All’ergastolo ostastivo si laurea con 110 e lode
Rìgano, condanna per mafia e omicidio: «Faccio anche cose buone»
Si sentiva impacciato in quel completo blu con cravatta che non usa mai. Filippo Rìgano, 62 anni, da 27 in carcere, si è presentato mercoledì in commissione di laurea al teatro di Rebibbia, i capelli bianchi e il vestito migliore. Il suo relatore Giovanni Guzzetta, docente di Diritto pubblico a Tor Vergata, gli ha chiesto il perché della sua tesi sull’ergastolo ostativo. «Perché sono un ergastolano ma, anche se non mi crederete, sono libero».
Ergastolo ostativo significa fine pena mai: niente permessi premio, condizionale, semilibertà. A meno che il detenuto non collabori; una norma bocciata come incostituzionale proprio nel giorno della laurea di Rìgano. «La mancata collaborazione con la giustizia – per la Consulta – non impedisce i permessi premio, purché ci siano elementi che escludono collegamenti con la criminalità». A sollevare il caso sono stati due ergastolani per mafia. Come Rìgano: siciliano di Acireale, entrato in carcere a 35 anni. Associazione mafiosa, il pizzo ai commercianti, due omicidi da uomo del clan Santapaola, le vittime uccise a colpi di pistola nel 1985 e nel 1993. Rìgano organizza i delitti ma non è lui a sparare.
Dopo 27 anni in cella - unica uscita l’anno scorso, per assistere la madre malata - il neo-dottore scrive di sentirsi un «figliol prodigo»: ha sbagliato, ma con quegli errori fa i conti da 9.855 giorni.

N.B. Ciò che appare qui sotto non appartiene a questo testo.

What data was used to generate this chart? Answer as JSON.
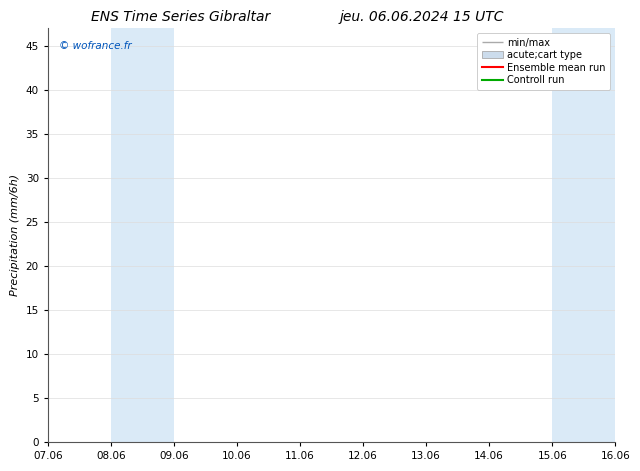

E «per ogni giorno si butta il sangue» in questo «surrogato della pena di morte» che per lui è l’ergastolo. «Evocare l’inferno non è esagerato», scrive: Una pena eterna non può essere che disumana». Ha avuto 851 milioni di secondi per pensare al suicidio, ma non l’ha fatto: «Il perché è nella mia speranza che, anche se tardi, l’Italia si conformi alla Costituzione». A quell’articolo 27 che prevede pene umane e rieducative.
Pagare è logico e ovvio, riconosce, ma non vuole pagare due volte, forzandosi a una collaborazione che «in certi contesti equivale a mettere a rischio la vita propria e dei propri cari». Vent’anni a ricostruirsi «per dimostrare che ero in grado di fare delle cose buone». A Rebibbia studia, fa il manovale, frequenta i laboratori di «Nessuno tocchi Caino» e il teatro: recita sullo stesso palco dove si è laureato. A brindare con lui moglie e figlie, i compagni dell’Alta sicurezza, il Partito radicale, la sua tutor Marta Mengozzi e i colleghi che lo hanno seguito. Il garante dei detenuti del Lazio Stefano Anastasìa si congratula: «Aveva solo la seconda elementare». Ora è dottore in Legge con 110 e lode. E da mercoledì, dopo la decisione della Corte Costituzionale, può sperare che, forse, non morirà dentro il carcere.